How can the IND$FILE program be protected in ACF2?

Document ID : KB000009811
Last Modified Date : 14/02/2018
Show Technical Document Details
Introduction:

I have the IND$FILE program protected in RACF. How can I replicate this protection in CA ACF2 ?

Background:

Using the following setup in RACF but have no idea how to transpose this into CA ACF2.

RDEF PROGRAM IND$FILE UACC(READ) OWNER(HFNADMDS)
DATA('THIS PROGRAM IS THE IBM UTILITY PROGRAM WHICH UPLOADS/DOWN-
LOADS DATA') AUDIT(ALL(READ))

RALT PROGRAM IND$FILE ADDMEM('SYS1.PPLIBXA'/MVSYS4/NOPADCHK)
SETROPTS WHEN (PROGRAM ) REFRESH

 

Environment:
z/OS
Instructions:

If you don't already have a resource rule for TYPE(PGM) in place, create one before creating one for protecting the IND$FILE program.

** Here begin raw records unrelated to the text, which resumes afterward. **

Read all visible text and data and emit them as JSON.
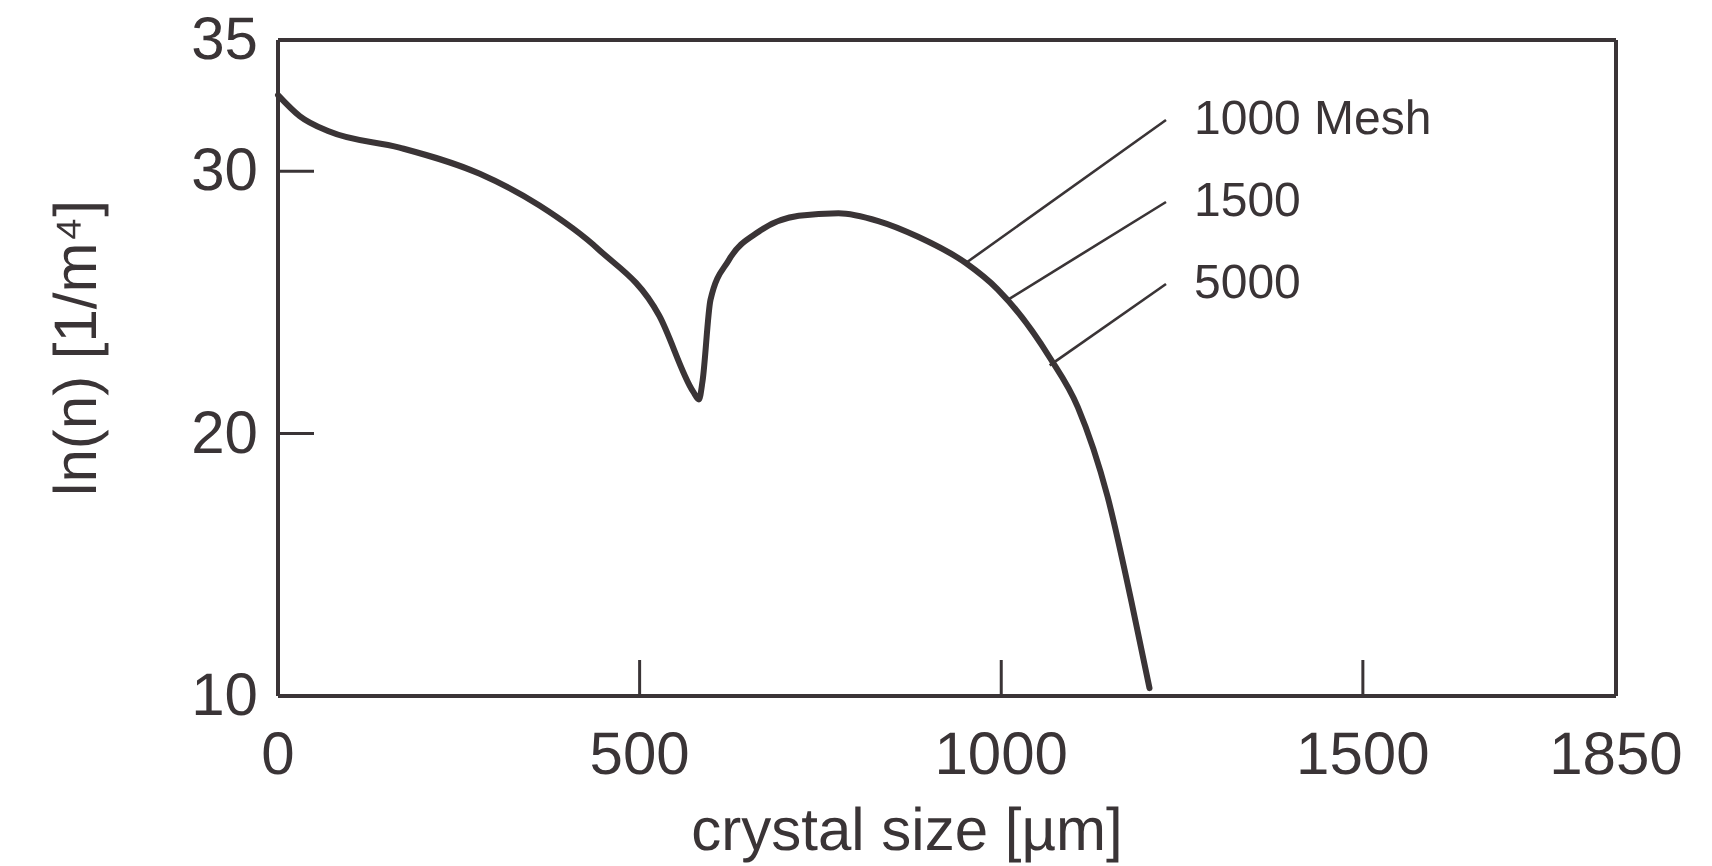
{
  "chart_data": {
    "type": "line",
    "xlabel": "crystal size [µm]",
    "ylabel": "ln(n) [1/m⁴]",
    "x": [
      0,
      30,
      72,
      168,
      279,
      361,
      444,
      527,
      574,
      582,
      587,
      598,
      623,
      665,
      720,
      775,
      830,
      885,
      951,
      995,
      1067,
      1106,
      1147,
      1180,
      1205
    ],
    "series": [
      {
        "color": "#3a3436",
        "values": [
          32.9,
          32.1,
          31.5,
          30.9,
          29.9,
          28.7,
          27.0,
          24.5,
          21.6,
          21.3,
          22.0,
          25.1,
          26.6,
          27.7,
          28.3,
          28.4,
          28.1,
          27.5,
          26.5,
          25.5,
          22.9,
          21.0,
          17.6,
          13.6,
          10.3
        ]
      }
    ],
    "xlim": [
      0,
      1850
    ],
    "xticks": [
      0,
      500,
      1000,
      1500,
      1850
    ],
    "ylim": [
      10,
      35
    ],
    "yticks": [
      10,
      20,
      30,
      35
    ],
    "annotations": [
      {
        "text": "1000 Mesh",
        "x": 951,
        "y": 26.5
      },
      {
        "text": "1500",
        "x": 1009,
        "y": 25.1
      },
      {
        "text": "5000",
        "x": 1067,
        "y": 22.6
      }
    ],
    "grid": false,
    "marker": "none",
    "line_style": "solid"
  }
}
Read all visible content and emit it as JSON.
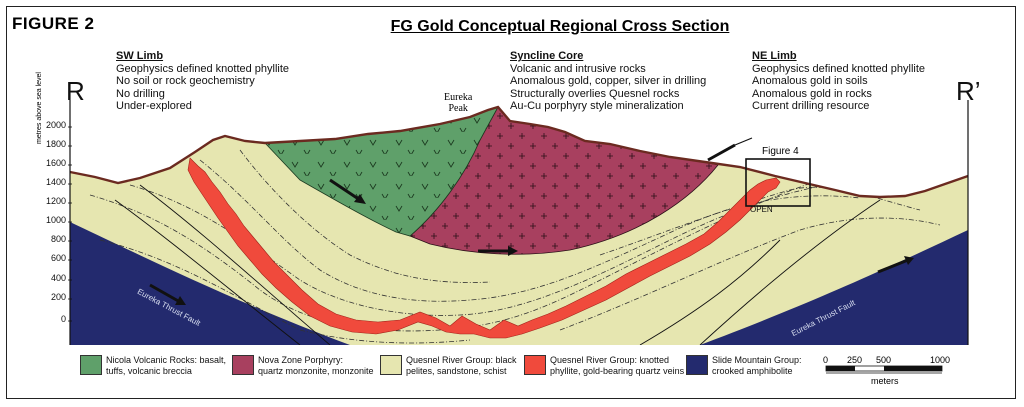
{
  "figure_label": "FIGURE 2",
  "title": "FG Gold Conceptual Regional Cross Section",
  "section_ends": {
    "left": "R",
    "right": "R’"
  },
  "limbs": [
    {
      "heading": "SW Limb",
      "lines": [
        "Geophysics defined knotted phyllite",
        "No soil or rock geochemistry",
        "No drilling",
        "Under-explored"
      ]
    },
    {
      "heading": "Syncline Core",
      "lines": [
        "Volcanic and intrusive rocks",
        "Anomalous gold, copper, silver in drilling",
        "Structurally overlies Quesnel rocks",
        "Au-Cu porphyry style mineralization"
      ]
    },
    {
      "heading": "NE Limb",
      "lines": [
        "Geophysics defined knotted phyllite",
        "Anomalous gold in soils",
        "Anomalous gold in rocks",
        "Current drilling resource"
      ]
    }
  ],
  "peak_label": [
    "Eureka",
    "Peak"
  ],
  "figure4_label": "Figure 4",
  "open_label": "OPEN",
  "y_axis": {
    "label": "metres above sea level",
    "ticks": [
      "2000",
      "1800",
      "1600",
      "1400",
      "1200",
      "1000",
      "800",
      "600",
      "400",
      "200",
      "0"
    ]
  },
  "faults": [
    "Eureka Thrust Fault",
    "Eureka Thrust Fault"
  ],
  "legend": [
    {
      "line1": "Nicola Volcanic Rocks: basalt,",
      "line2": "tuffs, volcanic breccia",
      "color": "#5fa06a"
    },
    {
      "line1": "Nova Zone Porphyry:",
      "line2": "quartz monzonite, monzonite",
      "color": "#a8405f"
    },
    {
      "line1": "Quesnel River Group: black",
      "line2": "pelites, sandstone, schist",
      "color": "#e6e6b0"
    },
    {
      "line1": "Quesnel River Group: knotted",
      "line2": "phyllite, gold-bearing quartz veins",
      "color": "#f04a3c"
    },
    {
      "line1": "Slide Mountain Group:",
      "line2": "crooked amphibolite",
      "color": "#232a6e"
    }
  ],
  "scale_bar": {
    "ticks": [
      "0",
      "250",
      "500",
      "1000"
    ],
    "unit": "meters"
  },
  "colors": {
    "topo": "#6b2a20",
    "green": "#5fa06a",
    "magenta": "#a8405f",
    "cream": "#e6e6b0",
    "red": "#f04a3c",
    "navy": "#232a6e"
  }
}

To allow all Users access to all Programs:
$KEY(********) TYPE(PGM)
UID(*) ALLOW

Then, to allow all Users beginning with 'USERX' access to IND$FILE, create the following (PGM) resource rule.

$KEY(IND$FILE) TYPE(PGM)
UID(USERX) ALLOW
UID(*) PREVENT

Please note, in the above example, ONLY user with UID USERX will be allowed access to IND$FILE.
All other Users will be prevented from accessing IND$FILE by default.

Once the Resource rule is compiled and stored, make sure to run the ACF2 command,  F ACF2,REBUILD(PGM), to activate resource rule validation.